Could Earth’s Population Peak in 2050?
For the past two decades, demographers have generally agreed that global population growth will continue to inch steadily higher in the coming century, raising concerns about everything from pollution to housing to the world’s water supply.
But a new study out of Spain suggests those estimates may be way off-we’re talking several billion people off-and that the earth’s population could instead peak as soon as 2050. Applying a mathematical model to global population trends, these researchers believe that there will be fewer people living on earth in 2100 than there are today.
In 2011, the United Nations population division predicted a global population of 10.1 billion by 2100, an increase of nearly 50 percent from the earth’s current population of 7 billion. In the U.N. models, only the low-fertility curve showed the possibility for population decline in the 21st century.
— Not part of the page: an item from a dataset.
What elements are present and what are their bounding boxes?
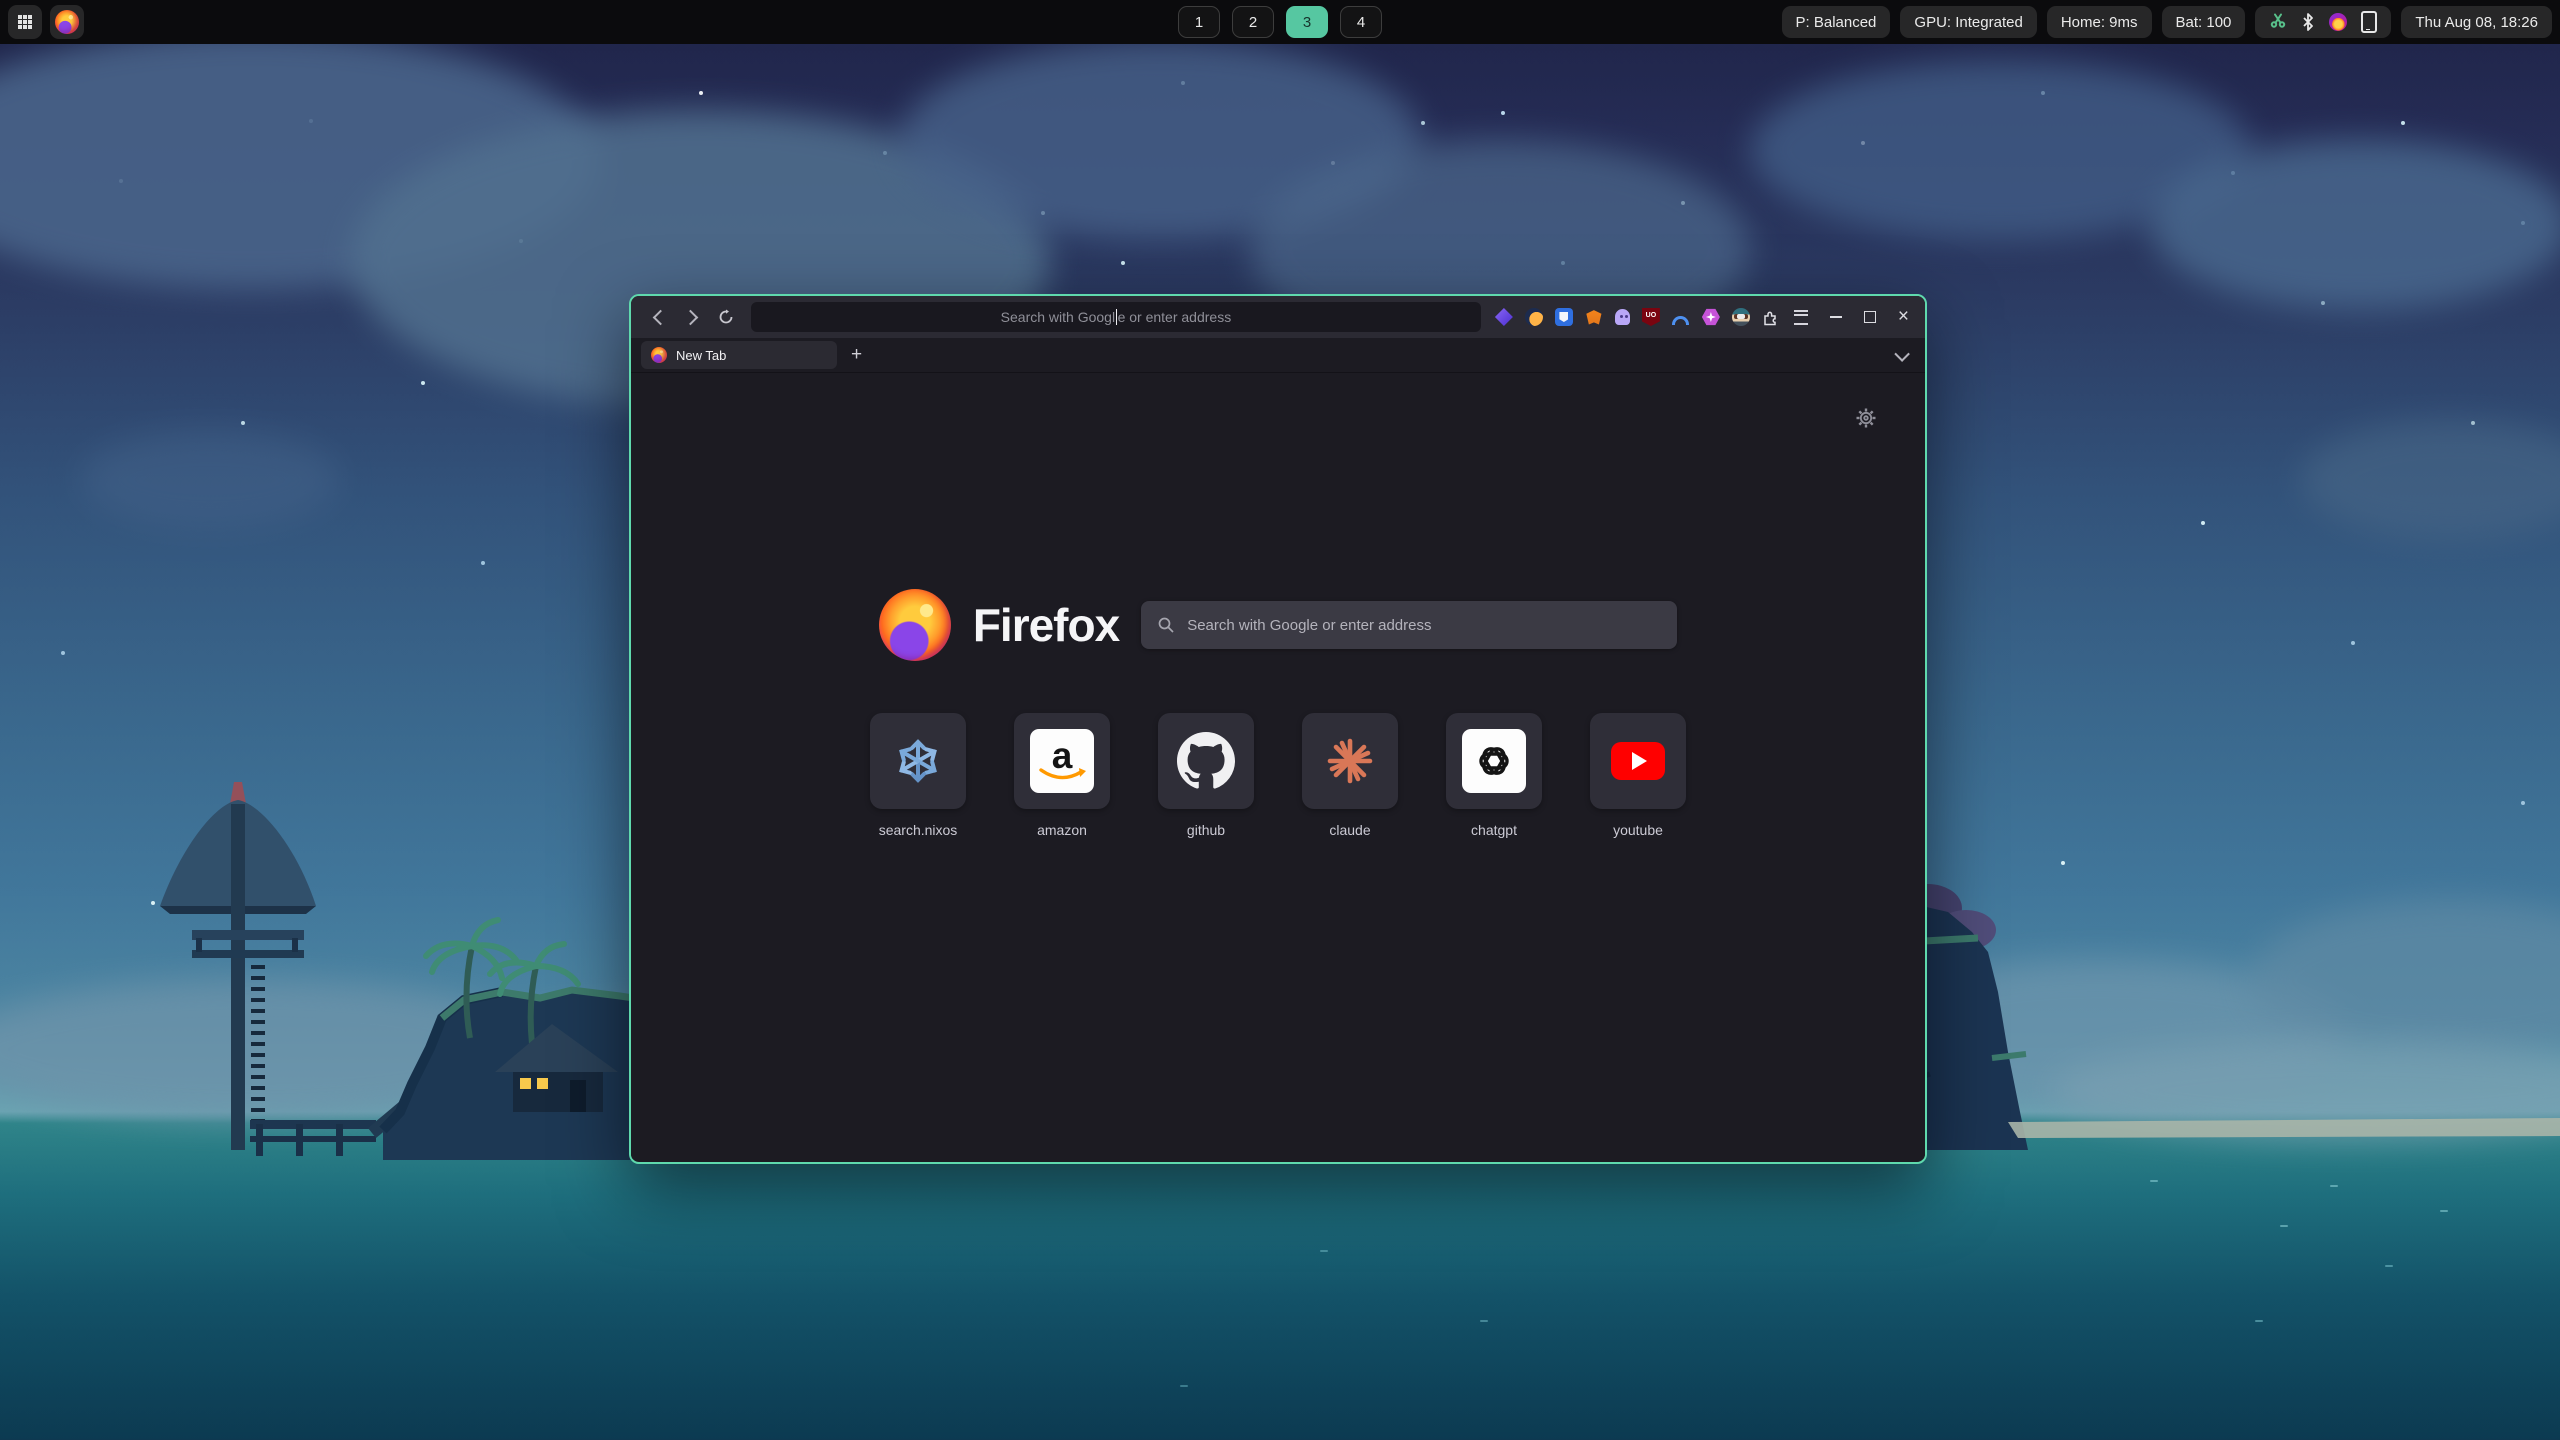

But scientists at the Autonomous University of Madrid and CEU-San Pablo University say their estimates, developed by using techniques from high-level physics to analyze UN population data between 1950 and the present, match that low-fertility curve. That path, indicated with boxes in the graph below, shows global population peaking in 2050 slightly above eight billion, and then falling back to 6.2 billion by the end of the century, the same as the total world population back in 2000.
This sort of decline in global population would obviously dramatically affect the future of the world’s food supply, its water use, global carbon footprint, urbanization, and nearly every other aspect of life on earth.